Хозяин меньшей доли квартиры подумал, что Луговинову пришла необходимость вымыть руки, и выглянул в коридор. Там сразу же застал его неподвижную фигуру в тесном и неосвещённом помещении.
– Не знаешь, где удобства? – спросил он, – вон, возле кухни.
– Мне теперь везде неудобно, – ответил Антон Вельяминович, не двигаясь. – А скажи, – продолжил он, – конец повести твоей, ладно, пусть экспромта, конец-то в чём, вместе с моралью? Что сотворила судьба с одаренными молодыми людьми, куда их вывела? Чем дело-то кончилось?

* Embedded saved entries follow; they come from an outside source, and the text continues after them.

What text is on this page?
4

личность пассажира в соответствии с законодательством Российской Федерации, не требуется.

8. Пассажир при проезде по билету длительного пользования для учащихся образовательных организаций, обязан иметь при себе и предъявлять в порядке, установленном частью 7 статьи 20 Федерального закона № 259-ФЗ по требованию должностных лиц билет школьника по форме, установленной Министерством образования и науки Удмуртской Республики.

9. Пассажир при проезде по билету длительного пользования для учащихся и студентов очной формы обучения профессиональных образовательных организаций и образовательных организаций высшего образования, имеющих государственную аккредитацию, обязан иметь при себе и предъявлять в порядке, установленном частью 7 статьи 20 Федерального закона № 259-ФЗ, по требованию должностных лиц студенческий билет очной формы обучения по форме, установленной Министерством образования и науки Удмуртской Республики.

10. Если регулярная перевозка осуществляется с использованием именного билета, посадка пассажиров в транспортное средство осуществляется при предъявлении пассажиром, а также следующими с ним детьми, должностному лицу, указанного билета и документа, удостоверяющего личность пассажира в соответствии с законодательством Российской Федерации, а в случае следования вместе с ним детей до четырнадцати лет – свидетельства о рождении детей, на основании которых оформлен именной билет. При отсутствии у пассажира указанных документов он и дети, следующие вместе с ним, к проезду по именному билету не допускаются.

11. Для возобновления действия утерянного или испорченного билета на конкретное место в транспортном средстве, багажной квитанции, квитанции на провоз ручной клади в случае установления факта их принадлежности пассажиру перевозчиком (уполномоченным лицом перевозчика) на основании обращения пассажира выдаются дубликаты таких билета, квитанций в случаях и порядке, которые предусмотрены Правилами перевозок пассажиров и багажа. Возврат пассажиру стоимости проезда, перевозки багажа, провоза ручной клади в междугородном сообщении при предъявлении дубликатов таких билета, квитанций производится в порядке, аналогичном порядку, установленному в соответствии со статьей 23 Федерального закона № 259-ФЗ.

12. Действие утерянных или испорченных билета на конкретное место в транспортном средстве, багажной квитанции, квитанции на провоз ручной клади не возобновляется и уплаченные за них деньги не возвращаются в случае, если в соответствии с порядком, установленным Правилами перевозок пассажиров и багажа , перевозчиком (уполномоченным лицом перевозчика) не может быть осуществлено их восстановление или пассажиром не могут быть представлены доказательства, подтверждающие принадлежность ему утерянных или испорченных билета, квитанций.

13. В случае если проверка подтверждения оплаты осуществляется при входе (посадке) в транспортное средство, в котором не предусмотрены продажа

– Они умерли, – лаконично сказал Дорифор, – молодыми и остались.
«Ну, иначе уже и не быть, – Луговинов мысленно подтвердил недавно им осязательно ощутимое представление о финале. – Все пятеро. Трое накаченных бугаёв-телохранителей и двое героев повести. Так оно и есть. Но зачем это на мою шею? Своей что ли тяжёлой истории маловато оказалось»? А внешне – молча и многократно кивнул головой. Притом из коридора никуда не сдвинулся. Вездесущее неудобство сковало всякий род движения.
Глава 28. «Кот на занавеске»
Касьян Иннокентьевич, в одном углу, рядом с обшарпанным контрабасом, уединился с дочкой; они тихо делились между собой продолжениями незаконченной повести. Мама подсела к тёте Любе в другом углу, подле изразцовой печки с дверцей, надёжно запертой опущенным крылом синицы-ремеза. Они увлеклись воспоминаниями. За столом осталась одна Фотиния, она же Фата Моргана.
– А что вы уже сделали в кино? – спросила у Дорифора Фата Моргана, когда тот вновь появился в комнате и сел за стол напротив неё.
– Да пока ничего.
– Нет, вы чего-то не договариваете. Не на экскурсию же вы ходите по киностудиям.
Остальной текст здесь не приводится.